Faire ou ne pas faire de dessins ? Leur faire confiance pour les intuitions qu’ils peuvent communiquer ou bien les bannir car ils peuvent induire en erreur et empêcher d’accéder à l’absolu qu’ils figurent imparfaitement ? Il serait intéressant d’examiner comparativement les diverses attitudes envers ce dilemme, dans les religions et dans les mathématiques, deux des domaines où l’esprit humain a tenté avec le plus d’énergie d’atteindre les fondements ultimes. Et d’un côté comme de l’autre, il y a eu des iconoclasmes. Mais aussi une utilisation exacerbée de la figuration. Et là, bien sûr, les représentations religieuses dépassent de très loin celles consacrées aux mathématiques : il n’y a encore jamais eu de plafond consacré à la preuve dernière…

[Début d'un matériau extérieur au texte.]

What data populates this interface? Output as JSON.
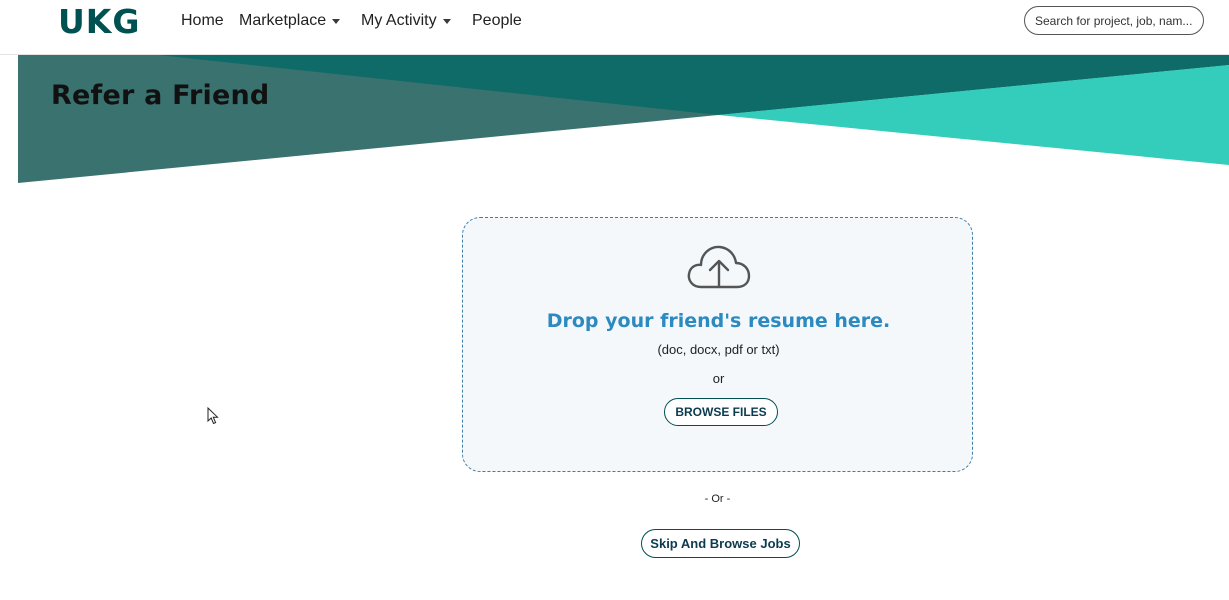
{
  "header": {
    "logo_text": "UKG",
    "nav": [
      {
        "label": "Home",
        "has_dropdown": false
      },
      {
        "label": "Marketplace",
        "has_dropdown": true
      },
      {
        "label": "My Activity",
        "has_dropdown": true
      },
      {
        "label": "People",
        "has_dropdown": false
      }
    ],
    "search_placeholder": "Search for project, job, nam..."
  },
  "banner": {
    "title": "Refer a Friend",
    "colors": {
      "dark": "#0f6b67",
      "mid": "#3a726f",
      "light": "#34cdbb"
    }
  },
  "upload": {
    "icon": "cloud-upload-icon",
    "heading": "Drop your friend's resume here.",
    "formats": "(doc, docx, pdf or txt)",
    "or_text": "or",
    "browse_label": "BROWSE FILES"
  },
  "separator_text": "- Or -",
  "skip_label": "Skip And Browse Jobs",
  "colors": {
    "accent": "#2c8ac0",
    "brand": "#005151",
    "button_text": "#0b3b4f"
  }
}
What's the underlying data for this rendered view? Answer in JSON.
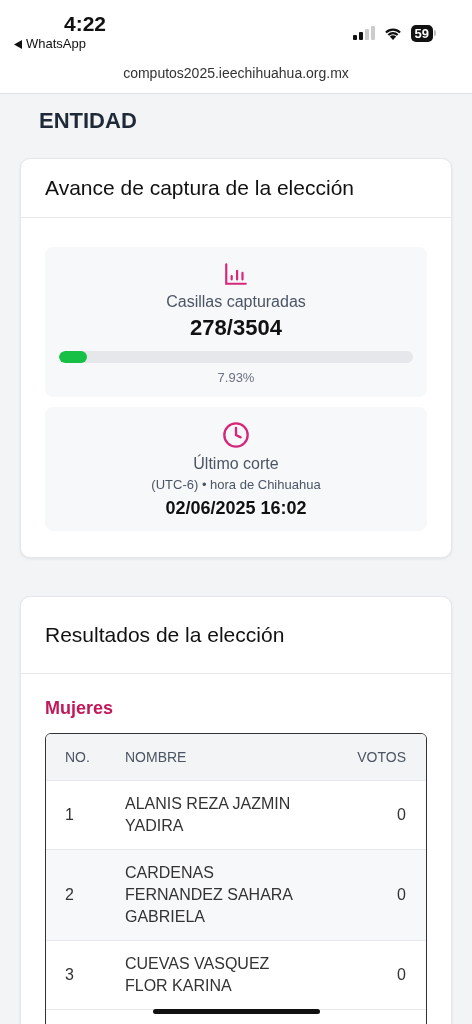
{
  "status_bar": {
    "time": "4:22",
    "back_app": "WhatsApp",
    "battery": "59"
  },
  "address_bar": {
    "url": "computos2025.ieechihuahua.org.mx"
  },
  "page_title": "ENTIDAD",
  "progress_card": {
    "title": "Avance de captura de la elección",
    "captured": {
      "label": "Casillas capturadas",
      "count": "278/3504",
      "level": 0.0793,
      "percent": "7.93%"
    },
    "cutoff": {
      "label": "Último corte",
      "timezone": "(UTC-6) • hora de Chihuahua",
      "datetime": "02/06/2025 16:02"
    }
  },
  "results_card": {
    "title": "Resultados de la elección",
    "section": "Mujeres",
    "table": {
      "columns": [
        "NO.",
        "NOMBRE",
        "VOTOS"
      ],
      "rows": [
        {
          "no": "1",
          "name": "ALANIS REZA JAZMIN YADIRA",
          "votes": "0"
        },
        {
          "no": "2",
          "name": "CARDENAS FERNANDEZ SAHARA GABRIELA",
          "votes": "0"
        },
        {
          "no": "3",
          "name": "CUEVAS VASQUEZ FLOR KARINA",
          "votes": "0"
        }
      ]
    }
  }
}
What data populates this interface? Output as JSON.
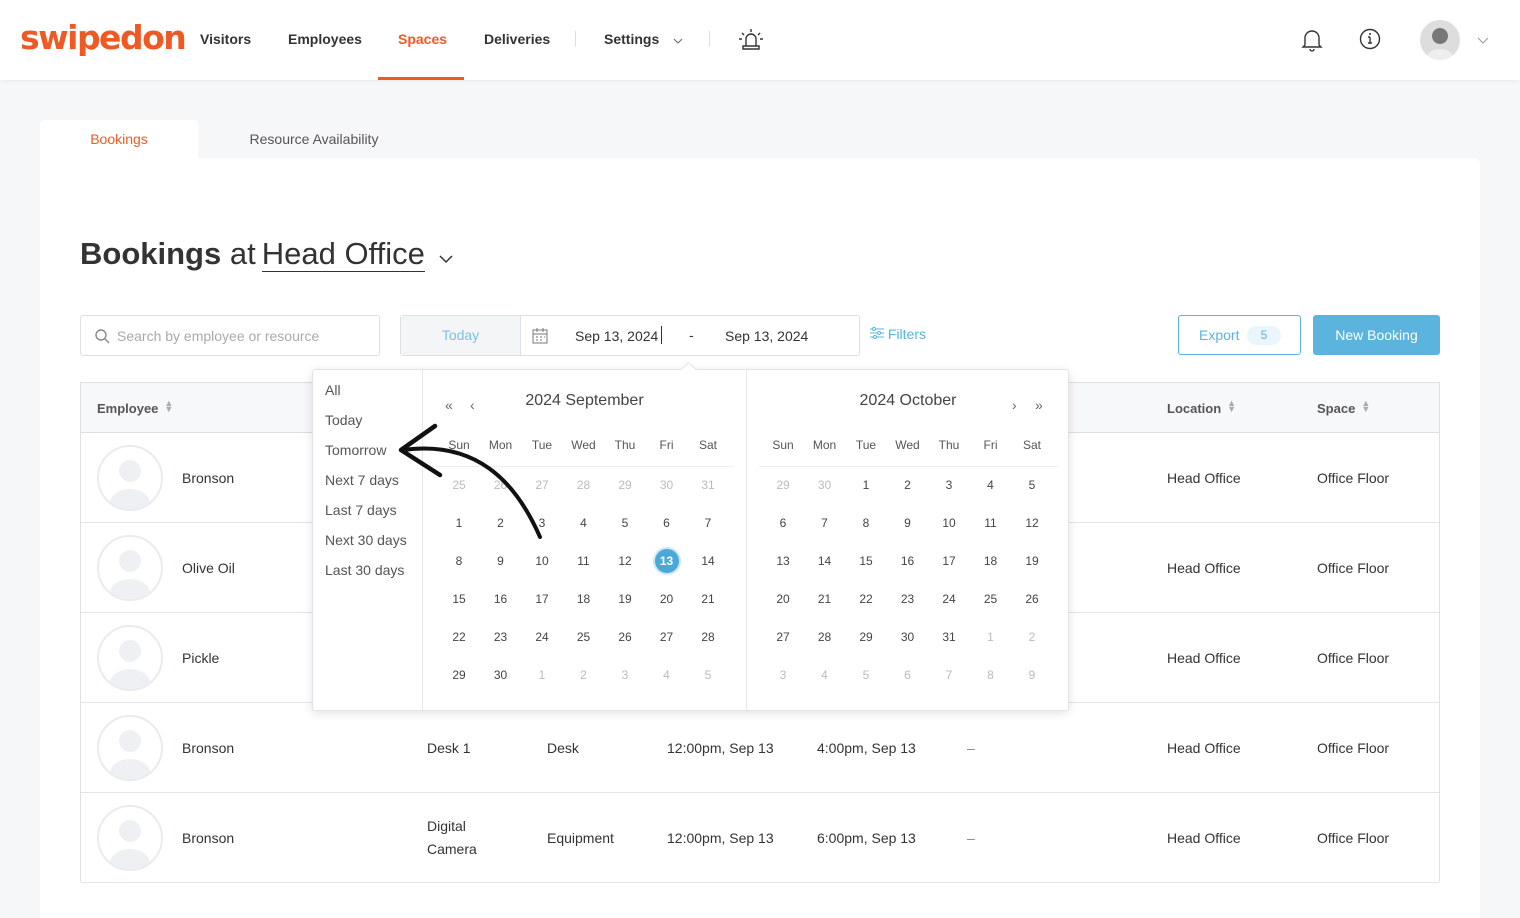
{
  "brand": {
    "logo": "swipedon",
    "accent": "#ef5a24",
    "primary": "#5ab4dd"
  },
  "nav": {
    "items": [
      {
        "label": "Visitors"
      },
      {
        "label": "Employees"
      },
      {
        "label": "Spaces",
        "active": true
      },
      {
        "label": "Deliveries"
      },
      {
        "label": "Settings"
      }
    ],
    "icons": [
      "alarm-icon",
      "bell-icon",
      "info-icon",
      "avatar",
      "chevron-down-icon"
    ]
  },
  "tabs": [
    {
      "label": "Bookings",
      "active": true
    },
    {
      "label": "Resource Availability"
    }
  ],
  "page": {
    "title_bold": "Bookings",
    "title_at": "at",
    "location": "Head Office"
  },
  "toolbar": {
    "search_placeholder": "Search by employee or resource",
    "today": "Today",
    "start_date": "Sep 13, 2024",
    "date_sep": "-",
    "end_date": "Sep 13, 2024",
    "filters": "Filters",
    "export": "Export",
    "export_count": "5",
    "new_booking": "New Booking"
  },
  "table": {
    "headers": {
      "employee": "Employee",
      "location": "Location",
      "space": "Space"
    },
    "rows": [
      {
        "employee": "Bronson",
        "location": "Head Office",
        "space": "Office Floor"
      },
      {
        "employee": "Olive Oil",
        "location": "Head Office",
        "space": "Office Floor"
      },
      {
        "employee": "Pickle",
        "location": "Head Office",
        "space": "Office Floor"
      },
      {
        "employee": "Bronson",
        "resource": "Desk 1",
        "type": "Desk",
        "start": "12:00pm, Sep 13",
        "end": "4:00pm, Sep 13",
        "extra": "–",
        "location": "Head Office",
        "space": "Office Floor"
      },
      {
        "employee": "Bronson",
        "resource_line1": "Digital",
        "resource_line2": "Camera",
        "type": "Equipment",
        "start": "12:00pm, Sep 13",
        "end": "6:00pm, Sep 13",
        "extra": "–",
        "location": "Head Office",
        "space": "Office Floor"
      }
    ]
  },
  "picker": {
    "presets": [
      "All",
      "Today",
      "Tomorrow",
      "Next 7 days",
      "Last 7 days",
      "Next 30 days",
      "Last 30 days"
    ],
    "weekdays": [
      "Sun",
      "Mon",
      "Tue",
      "Wed",
      "Thu",
      "Fri",
      "Sat"
    ],
    "months": [
      {
        "title": "2024 September",
        "selected": 13,
        "weeks": [
          [
            25,
            26,
            27,
            28,
            29,
            30,
            31
          ],
          [
            1,
            2,
            3,
            4,
            5,
            6,
            7
          ],
          [
            8,
            9,
            10,
            11,
            12,
            13,
            14
          ],
          [
            15,
            16,
            17,
            18,
            19,
            20,
            21
          ],
          [
            22,
            23,
            24,
            25,
            26,
            27,
            28
          ],
          [
            29,
            30,
            1,
            2,
            3,
            4,
            5
          ]
        ],
        "first_in_month_row0": false
      },
      {
        "title": "2024 October",
        "weeks": [
          [
            29,
            30,
            1,
            2,
            3,
            4,
            5
          ],
          [
            6,
            7,
            8,
            9,
            10,
            11,
            12
          ],
          [
            13,
            14,
            15,
            16,
            17,
            18,
            19
          ],
          [
            20,
            21,
            22,
            23,
            24,
            25,
            26
          ],
          [
            27,
            28,
            29,
            30,
            31,
            1,
            2
          ],
          [
            3,
            4,
            5,
            6,
            7,
            8,
            9
          ]
        ]
      }
    ]
  }
}
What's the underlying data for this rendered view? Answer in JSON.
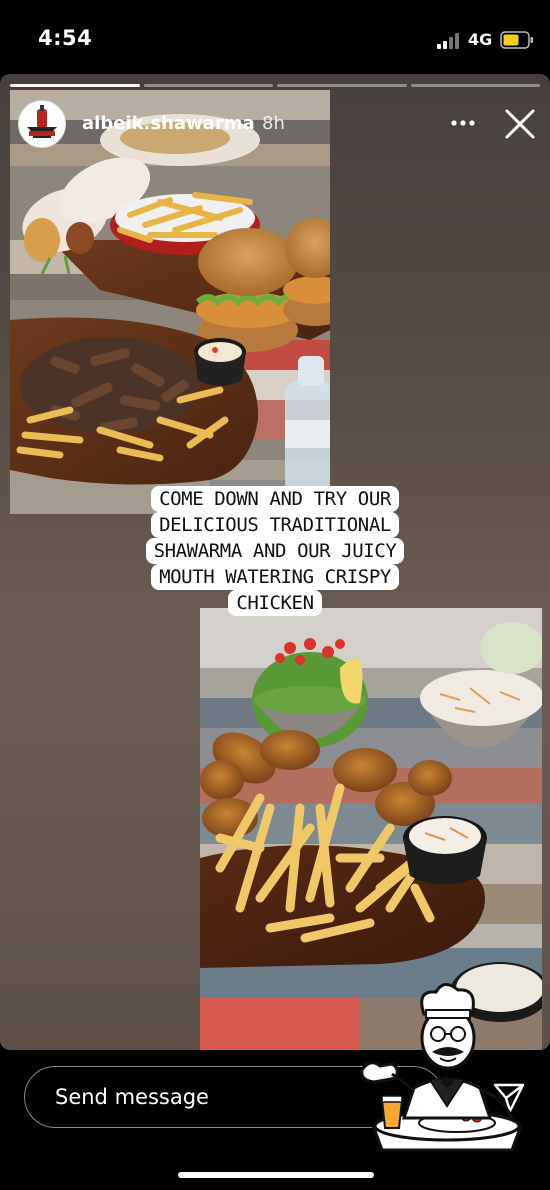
{
  "status_bar": {
    "time": "4:54",
    "network": "4G",
    "signal_icon": "cell-signal-icon",
    "battery_icon": "battery-icon",
    "battery_color": "#f5cf1c"
  },
  "story": {
    "segments": 4,
    "current_segment": 1,
    "username": "albeik.shawarma",
    "posted_ago": "8h",
    "caption_lines": [
      "COME DOWN AND TRY OUR",
      "DELICIOUS TRADITIONAL",
      "SHAWARMA AND OUR JUICY",
      "MOUTH WATERING CRISPY",
      "CHICKEN"
    ],
    "icons": {
      "more": "more-options-icon",
      "close": "close-icon",
      "avatar": "avatar"
    }
  },
  "bottom_bar": {
    "message_placeholder": "Send message",
    "share_icon": "share-icon"
  }
}
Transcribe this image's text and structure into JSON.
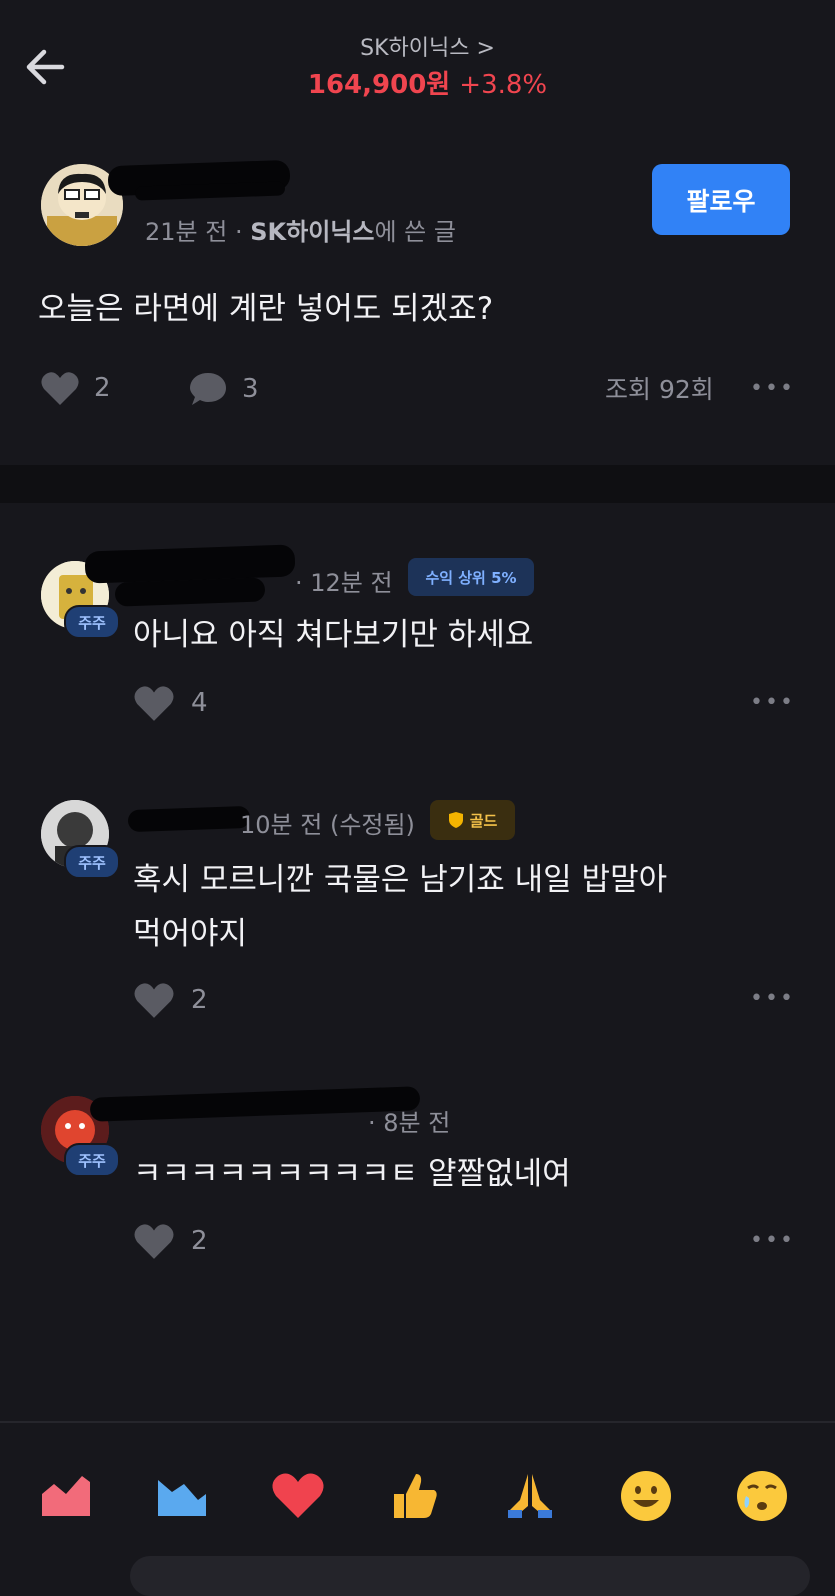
{
  "header": {
    "stock_name": "SK하이닉스 >",
    "price": "164,900원",
    "change": "+3.8%"
  },
  "post": {
    "time": "21분 전",
    "community": "SK하이닉스",
    "community_suffix": "에 쓴 글",
    "follow_label": "팔로우",
    "body": "오늘은 라면에 계란 넣어도 되겠죠?",
    "likes": "2",
    "comments": "3",
    "views": "조회 92회"
  },
  "comments": [
    {
      "time": "· 12분 전",
      "badge": "수익 상위 5%",
      "holder": "주주",
      "text": "아니요 아직 쳐다보기만 하세요",
      "likes": "4"
    },
    {
      "time": "10분 전 (수정됨)",
      "badge": "골드",
      "holder": "주주",
      "text_line1": "혹시 모르니깐 국물은 남기죠 내일 밥말아",
      "text_line2": "먹어야지",
      "likes": "2"
    },
    {
      "time": "· 8분 전",
      "holder": "주주",
      "text": "ㅋㅋㅋㅋㅋㅋㅋㅋㅋㅌ 얄짤없네여",
      "likes": "2"
    }
  ],
  "colors": {
    "background": "#17171c",
    "accent": "#3182f6",
    "price_up": "#f0454f",
    "gold": "#f4b400"
  },
  "reactions": [
    "chart-up-icon",
    "chart-down-icon",
    "heart-icon",
    "thumbs-up-icon",
    "pray-icon",
    "smile-icon",
    "tearful-icon"
  ]
}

Lorsque l’on se met à réfléchir à l’utilisation des dessins en mathématiques, viennent en premier à l’esprit ceux des livres d’école et de leurs leçons de géométrie. Il y en a aussi dans les manuels plus avancés, où l’on découvre que l’on ne fait pas de dessins qu’en géométrie : il y en a dans les livres d’analyse et dans ceux d’algèbre. Ce que l’on explique en disant qu’en fait ces domaines ne sont pas si cloisonnés qu’un certain enseignement pourrait en donner l’impression, mais qu’ils communiquent à la manière des organes dans un être vivant.

En tout cas, de ce point de vue les dessins illustrent des théories déjà constituées, ils sont perçus comme une aide pour accéder à une compréhension plus profonde de ces théories.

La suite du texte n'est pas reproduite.